El día menos pensado, Leo

Por Sofía Sedeño y Thiago Maison 

Llegó el día que nadie quería. Tu despedida, Leo. 

Una vida entera hemos pasado viéndote vestido con la celeste y blanca, representando los colores de tu patria en el lugar donde mejor te sentís: en una cancha. Esquivando patadas y gambeteando rivales para conseguir lo más preciado: Un Mundial. 

Dos finales tuvieron que pasar para que se cumpliera ese sueño. No lo hiciste solo, sino que estuviste acompañado por 25 jugadores, un cuerpo técnico que demostró estar al nivel pese a las críticas y 45 millones de argentinos que nunca te dieron la espalda. 

Y en tu tercera aparición en un duelo decisivo de la Copa del Mundo, el destino decidió escribir otro final para vos. Uno impensado, o tal vez doloroso porque no fue el que tanto se anhelaba. Pero hay que saber entender que no todos los finales están a la altura de la historia, y que toda grandeza conoce el dolor en algún momento. 

Y vos, Leo, que fuiste, sos y serás enorme, lo has conocido en reiteradas ocasiones. En esta oportunidad debiste reencontrarte con él en el instante menos deseado, porque era tu final con la camiseta que tanto amás y por la que has luchado demasiado, incluso más de lo que el mundo cree saber y también aquellos que llevaban tu misma bandera pero decidían criticarte constantemente. 

Tras la tarde del 19 de julio ya se encienden las lámparas del recuerdo, con más ganas de creer que de pensar. Porque tus sueños vuelven como el viento desde tu ciudad, y así logramos darle a lo que sentimos algún lugar dentro de tu eternidad. 
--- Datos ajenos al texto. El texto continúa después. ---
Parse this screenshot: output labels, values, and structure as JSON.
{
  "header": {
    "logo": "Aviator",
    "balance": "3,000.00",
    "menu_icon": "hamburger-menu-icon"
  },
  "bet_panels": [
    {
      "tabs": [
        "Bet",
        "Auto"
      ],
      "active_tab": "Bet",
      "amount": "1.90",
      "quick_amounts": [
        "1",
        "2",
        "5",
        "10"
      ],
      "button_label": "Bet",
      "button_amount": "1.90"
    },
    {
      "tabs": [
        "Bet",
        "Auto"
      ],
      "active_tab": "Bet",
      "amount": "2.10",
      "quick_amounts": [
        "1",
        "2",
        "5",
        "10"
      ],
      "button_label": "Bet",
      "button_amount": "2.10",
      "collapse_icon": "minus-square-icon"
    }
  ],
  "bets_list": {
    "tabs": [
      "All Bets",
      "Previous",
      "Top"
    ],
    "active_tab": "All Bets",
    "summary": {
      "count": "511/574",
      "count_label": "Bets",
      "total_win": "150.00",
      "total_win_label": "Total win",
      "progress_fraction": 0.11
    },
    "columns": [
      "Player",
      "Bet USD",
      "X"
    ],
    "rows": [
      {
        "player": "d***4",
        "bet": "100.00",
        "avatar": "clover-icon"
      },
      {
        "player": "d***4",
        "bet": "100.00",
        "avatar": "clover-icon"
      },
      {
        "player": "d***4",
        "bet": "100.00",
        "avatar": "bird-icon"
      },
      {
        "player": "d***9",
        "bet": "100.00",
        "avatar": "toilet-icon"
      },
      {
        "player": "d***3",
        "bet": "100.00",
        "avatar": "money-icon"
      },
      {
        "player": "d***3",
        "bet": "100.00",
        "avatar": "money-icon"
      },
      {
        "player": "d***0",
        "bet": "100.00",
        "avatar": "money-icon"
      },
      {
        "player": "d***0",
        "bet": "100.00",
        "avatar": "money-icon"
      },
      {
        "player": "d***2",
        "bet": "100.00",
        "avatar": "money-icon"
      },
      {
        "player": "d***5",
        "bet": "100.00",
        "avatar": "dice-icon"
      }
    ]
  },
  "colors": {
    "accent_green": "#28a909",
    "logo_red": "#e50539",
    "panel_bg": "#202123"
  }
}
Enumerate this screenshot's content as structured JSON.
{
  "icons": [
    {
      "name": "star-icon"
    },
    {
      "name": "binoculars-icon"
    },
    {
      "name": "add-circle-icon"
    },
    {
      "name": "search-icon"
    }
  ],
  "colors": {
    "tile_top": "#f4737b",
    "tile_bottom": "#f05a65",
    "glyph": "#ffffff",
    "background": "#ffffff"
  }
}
Aunque quisiéramos borrar este capítulo final y escribirlo a nuestra forma, eso va a ser imposible. Pero sabes qué, Leo, lo que será imborrable es lo que hiciste por un país que no valoró lo que tuvo en sus manos hasta que se le escapó de las mismas. 

Elegiste seguir estando, seguir luchando hasta conseguir una alegría con la camiseta que más amás, pero no fue como pensabas. Fueron cuatro los trofeos que levantaste. Y no para demostrarle al mundo de qué estás hecho, sino para saldar tu mayor cuenta pendiente. Quizás, tu razón de ser, futbolísticamente hablando. 

No fue casualidad tu alma de potrero ni tu espíritu de lucha constante. Solo una personita logró comprender que tu fútbol era distinto al de los demás: Celia Olivera de Cuccittini. No fue el destino o un Dios, fue ella que con un “Ponelo, que te salva el partido”, nos dio, casi sin querer, las alegrías más grandes posibles. Un amor de abuela y nieto que perdura en el 

tiempo pese a la distancia entre el cielo y la Tierra. 

Aquel momento amargo en 2016, en el mismo escenario, el MetLife Stadium, en el que habías decidido retirarte de la selección, resultó ser el más dulce consuelo para tantos que deseaban verte caer. Aunque poco les duró, porque con una frase nos llenaste el corazón

otra vez: “Yo no engañé a nadie, dije lo que dije porque lo sentí, porque estaba desilusionado, pero recapacité”. 

Hoy de nada vale hacer juicio por retrovisión. Si nos has dado todo, incluso cuando creían que no dabas nada. Porque las cicatrices nunca fueron el final del camino, sino el mapa que te trajo hasta acá. Y cuando el tiempo apenas intente apagar el ruido de esta noche, todavía habrá millones caminando sobre tus huellas, convencidos de que los sueños también usan botines. 

Lionel Andrés Messi Cuccittini, con tu fútbol, tu coraje y esa obstinada costumbre de siempre ir hacia delante, fuiste el encargado de enseñarle a una generación entera que rendirse jamás será una opción. Y que los sueños no deben abandonarse por más que el destino los demore. Nos mostraste que la vida puede golpearnos una y otra vez, pero que siempre hay una manera y un motivo más para levantarse y seguir caminando hacia la luz. 

Gracias, Leo. Gracias, no solo por las copas, sino por devolvernos una ilusión que era nula si vos no seguías en el camino. Gracias por dejar el pasado atrás y continuar escribiendo el presente. 

Afortunadamente, no habrá distancia que te aleje porque estarás conmigo y, desde ahora en adelante, vivirás dentro de mí.